Lancée en 2011 à l'initiative d'un eurodéputé afin de pallier l'absence de lobbying efficace des ONG dans le domaine, Finance Watch est devenu en un an un lobby européen sérieux face à celui du secteur financier. L'organisation a des moyens limités mais compte parmi ses membres de nombreuses associations représentant plusieurs dizaines de millions de citoyens dont Oxfam, Attac, Transparency international, des organisations syndicales et d'autres acteurs de la société civile.

On le voit, si certaines choses avancent, la route risque d'être encore longue avant d'y voir clair, d'autant plus que ce secteur est très mouvant et peu évident à appréhender. Heureusement, des alternatives qui ont fait leur preuve depuis de nombreuses années existent.

Gérer son argent de manière éthique, en pratique

Exiger la transparence

Nous pouvons nous informer sur les investissements de notre banque et lui signifier notre intérêt pour la transparence et le devenir de notre argent.

  • Fairfin (Netwerk) a réalisé un classement des banques belges majeures, en fonction des risques d'investissements nuisibles.

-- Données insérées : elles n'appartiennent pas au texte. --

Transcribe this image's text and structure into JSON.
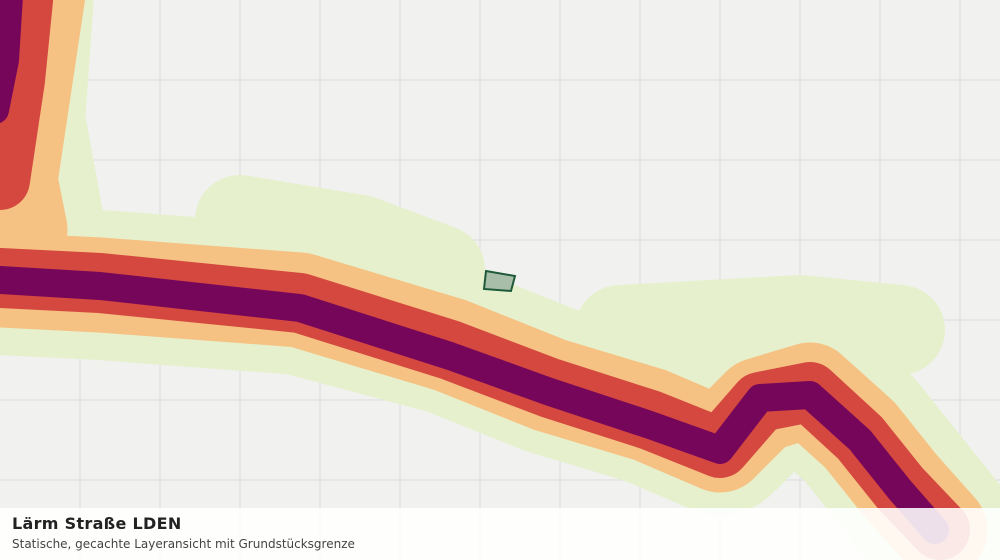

  • Le site Banksecrets - www.banksecrets.eu - permet de contrôler les investissements sales de notre banque et de lui envoyer un e-mail (pétition). Une pétition exigeant la transparence est également disponible sur Financité (www.financite.be).
  • Le site français www.financeresponsable.org apporte aussi de nombreuses informations sur les banques internationales.
  • Enfin, en anglais, le site www.banktrack.org est une mine d'information sur les projets controversés financés par les institutions financières.
  • Un autre moyen de toucher sa banque est de demander directement aux employés à quoi sert notre argent. La liste des questions à poser proposée par Fairfin est une base utile.

Choisir un financier alternatif

La finance éthique, socialement responsable ou durable est l'art de traiter l'argent et ses multiples facettes (épargne, investissement, crédit, gestion de compte…) non plus uniquement sur base de critères de bénéfices financiers, qui demeurent, mais en y intégrant des bénéfices sociaux, éthiques et environnementaux. Pour ce faire, les financiers alternatifs, coopératives de crédit, banques durables, associations ou groupes de citoyens organisant l'épargne et le crédit, intègrent en leur sein un mécanisme de solidarité sur le capital et/ou sur les revenus de ce capital.

Leurs offres de crédits sont a priori destinées à des projets à plus-value sociale, environnementale ou culturelle qui n'y ont pas accès facilement. Leur rôle de soutien de l'économie sociale et solidaire est donc fondamental. Ce secteur est en pleine croissance dans une dizaine de pays d'Europe.


Les banques commerciales

Triodos Bank est en Belgique la seule banque éthique privée. C'est aussi la seule banque a être transparente sur ses investissements. Créée en 1993, sa croissance est excellente.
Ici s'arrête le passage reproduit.